She didn’t until Monday, but poet Jenny Zhang now has her own Wikipedia page. That’s thanks to a handful of Harvard undergraduates, who gathered in a Sever Hall classroom with laptops on Labor Day and took to the online encyclopedia in what they termed an “edit-a-thon.”
With the stated purpose of changing and adding Wikipedia pages related to feminist, BGLTQ, and human rights issues, the group of about eight students went on an editing spree, taking out phrasing they saw as offensive and otherwise tweaking the site.
In a mass email advertising the event, student-run feminist publication Manifesta Magazine described the event as part of a movement to “dismantle the patriarchy” on Wikipedia.

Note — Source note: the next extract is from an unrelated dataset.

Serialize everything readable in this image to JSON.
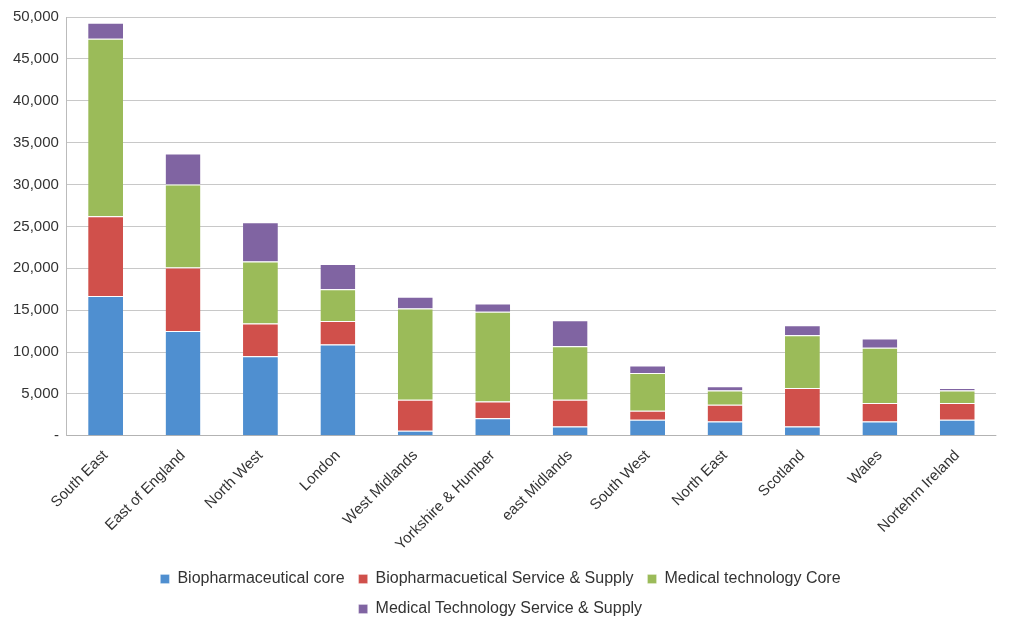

For example, Erica X. Eisen ’16, a former Crimson arts chair, beefed up the text on the Wikipedia page on American feminism, deeming it “too short” and what the site considers a “stub,” or an article too short to provide proper encyclopedic coverage of a particular topic.
The group on Monday focused on editing pages highlighted by several collaborative pages, called “WikiProjects,” where users gather to propose and make changes to articles related to a certain topic.
For example, a WikiProject page on feminism calls for people to “find, expand, create and identify all the substantive topics in feminism and women's rights and to expand the presence of these topics on Wikipedia.” Among other things, the page suggests that users delete a comic strip stereotyping lesbian women.
Users with an account can join a WikiProject, even if they lack expert knowledge of the particular topic. Users can choose to delete a page or copy edit it, checking its content for accuracy and basic facts. Monday’s event at Harvard focused primarily on WikiProjects relating to women and indigenous Americans and pages about disability and discrimination.
According to Talia Weisberg ’17 and Terilyn S. Chen ’16, both writers for Manifesta Magazine, they are not alone in organizing Wikipedia editing sessions. Other colleges and organizations on Harvard’s campus have hosted such events, they said.
Wikipedia, which itself hosts a page on edit-a-thons, highlights a 2013 meetup devoted to editing the site at Harvard’s Schlesinger Library on the History of Women in America.